The affidavit by special agent Todd Sweet of the VA's Office of Inspector General documents that in June 2019 the Walla Walla Sheriff's Office in Washington state responded to a report of an assault involving Heimann, with a video of the incident showing him fighting another person and climbing a ladder. The next month police responded to another incident in Walla Walla in which Heimann walked across a road and punched his neighbor.

He then moved to Princeton, and in August 2022 he was issued a warning for operating an ATV on a public road. In September he was recorded dragging a chicken coop across his lawn. In May of the following year he drove his truck to a disability exam in Houlton and told the clinician that he had been wheelchair bound for nearly 20 years and could not walk or stand. After the exam, he was observed by the agent climbing into his truck and loading the wheelchair into it. He was then observed walking around and shopping in a hardware store in Danforth. A few days later, Walmart surveillance cameras recorded him walking and pushing a loaded shopping cart for an hour and 20 minutes. When he was interviewed by the agent in February 2024 and asked why he would appear in a wheelchair for a medical exam and later be seen walking, Heimann said he was afraid of losing his lifestyle and didn't want his VA benefits to change.
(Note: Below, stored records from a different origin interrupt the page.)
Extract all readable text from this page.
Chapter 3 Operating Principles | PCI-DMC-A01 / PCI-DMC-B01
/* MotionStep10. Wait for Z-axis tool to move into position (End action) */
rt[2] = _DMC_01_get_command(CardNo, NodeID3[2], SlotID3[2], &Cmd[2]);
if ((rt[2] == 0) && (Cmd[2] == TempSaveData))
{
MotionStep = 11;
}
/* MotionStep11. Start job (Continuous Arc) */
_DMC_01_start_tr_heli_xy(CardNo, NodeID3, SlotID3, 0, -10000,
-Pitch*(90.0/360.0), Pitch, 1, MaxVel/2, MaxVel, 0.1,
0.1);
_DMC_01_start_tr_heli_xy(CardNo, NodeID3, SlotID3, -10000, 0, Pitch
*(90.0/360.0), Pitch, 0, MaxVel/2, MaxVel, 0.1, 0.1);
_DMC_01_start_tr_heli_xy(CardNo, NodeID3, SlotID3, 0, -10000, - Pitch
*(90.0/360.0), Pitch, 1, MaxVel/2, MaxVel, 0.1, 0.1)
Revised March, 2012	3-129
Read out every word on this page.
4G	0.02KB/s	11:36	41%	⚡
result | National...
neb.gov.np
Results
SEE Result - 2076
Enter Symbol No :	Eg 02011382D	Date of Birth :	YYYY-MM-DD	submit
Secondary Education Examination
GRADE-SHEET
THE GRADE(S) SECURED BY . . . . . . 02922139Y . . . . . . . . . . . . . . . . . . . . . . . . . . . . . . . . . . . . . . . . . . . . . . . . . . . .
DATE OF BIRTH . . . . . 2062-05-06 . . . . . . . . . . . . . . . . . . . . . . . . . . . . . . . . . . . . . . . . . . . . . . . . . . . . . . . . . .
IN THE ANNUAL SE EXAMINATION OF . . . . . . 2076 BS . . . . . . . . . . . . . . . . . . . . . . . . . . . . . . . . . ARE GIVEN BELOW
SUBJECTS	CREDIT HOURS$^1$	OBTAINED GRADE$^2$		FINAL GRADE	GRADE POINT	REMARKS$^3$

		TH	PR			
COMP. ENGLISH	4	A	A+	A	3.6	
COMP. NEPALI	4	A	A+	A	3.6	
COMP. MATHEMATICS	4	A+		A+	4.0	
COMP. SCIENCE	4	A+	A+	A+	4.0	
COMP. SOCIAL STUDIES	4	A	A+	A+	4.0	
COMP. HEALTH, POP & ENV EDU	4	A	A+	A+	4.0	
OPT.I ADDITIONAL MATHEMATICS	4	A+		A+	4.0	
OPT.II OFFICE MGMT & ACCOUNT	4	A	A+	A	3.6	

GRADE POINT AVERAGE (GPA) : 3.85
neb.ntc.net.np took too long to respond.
Two months later, in April, he disappeared. Investigators from state, local and federal agencies then conducted interviews and followed up on leads for more than a year to locate Heimann. On August 21, 2025, after receiving a collateral lead from the U.S. Marshals Service District of Maine Violent Offender Task Force, U.S. marshals from the Eastern District of Missouri identified a subject who matched the physical similarities of Heimann at an Amtrak station in La Plata, Missouri. The subject, who initially gave a false name, was then positively identified as Heimann and taken into custody by the marshals. He will be transported to Maine to face federal and possible further state charges.